OK, it’s low budget crap, but it’s some of the finest low budget crap ever filmed. Originally released in 2004 as Bloodsucking Redneck Vampires, you can see bits of the original title in some of the special features. Most of the actors are so wooden you could drive them through Catherine’s heart, but there are flashes of 14-karat-gold-filled brilliance. Whenever Bradford’s Cletus is on screen, he can pull your attention away from Eva’s cleavage with his distorted waddle and even more distorted beans and beer-fueled temper. He’s a great contrast to Shanks’s mix of Euro snobbery and latent bisexuality, and JP maintains his fakey accent though the barrage of beans and tripe jokes that fill the air. Li’l Jr. Poissier might well be an actual redneck, but I can tell he’s been to acting school. The real rednecks in the film sound like they’re reading their lines off the back bar – many of the cast were locals working for free beer and what counts for fame in the rural Cascades. My least favorite “pro” here is Ms. Arbogast as the arrogant vampire; she feels forced and rather dry.

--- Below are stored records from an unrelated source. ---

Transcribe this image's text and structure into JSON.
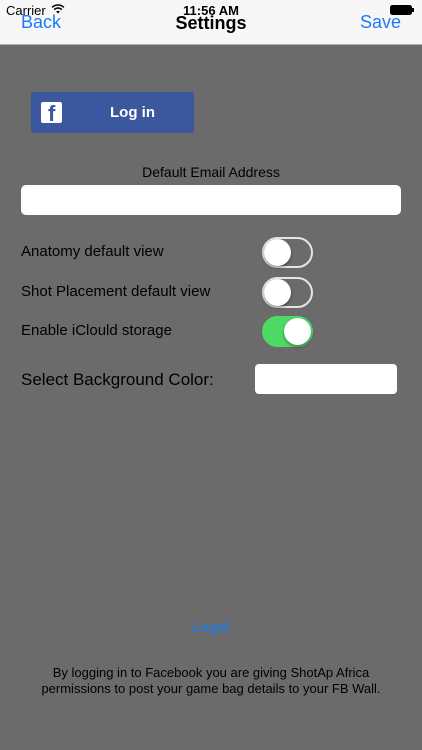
{
  "status_bar": {
    "carrier": "Carrier",
    "time": "11:56 AM"
  },
  "nav": {
    "title": "Settings",
    "back_label": "Back",
    "save_label": "Save"
  },
  "facebook": {
    "login_label": "Log in",
    "logo_glyph": "f",
    "color": "#3b579d"
  },
  "email": {
    "label": "Default Email Address",
    "value": "",
    "placeholder": ""
  },
  "toggles": [
    {
      "label": "Anatomy default view",
      "on": false
    },
    {
      "label": "Shot Placement default view",
      "on": false
    },
    {
      "label": "Enable iClould storage",
      "on": true
    }
  ],
  "background_color": {
    "label": "Select Background Color:",
    "value": "#ffffff"
  },
  "footer": {
    "legal_label": "Legal",
    "disclaimer": "By logging in to Facebook you are giving ShotAp Africa permissions to post your game bag details to your FB Wall."
  },
  "colors": {
    "accent": "#1a7cf6",
    "background": "#6b6b6b",
    "switch_on": "#4cd964"
  }
}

I admit I love lurid titles like Inbred Redneck Vampires, and of course most of THAT sort of film is as awful as your mother imagined it. However, this flick is a pleasant exception, and while it’s no Uwe Boll film, it’s packed with believable cartoonish characters, plenty of fart jokes, topless women, and redneck stereotypes that actually draw sincere laughter and not just Dogpatch condescension. Rent this one for the title, but watch it for the comedy.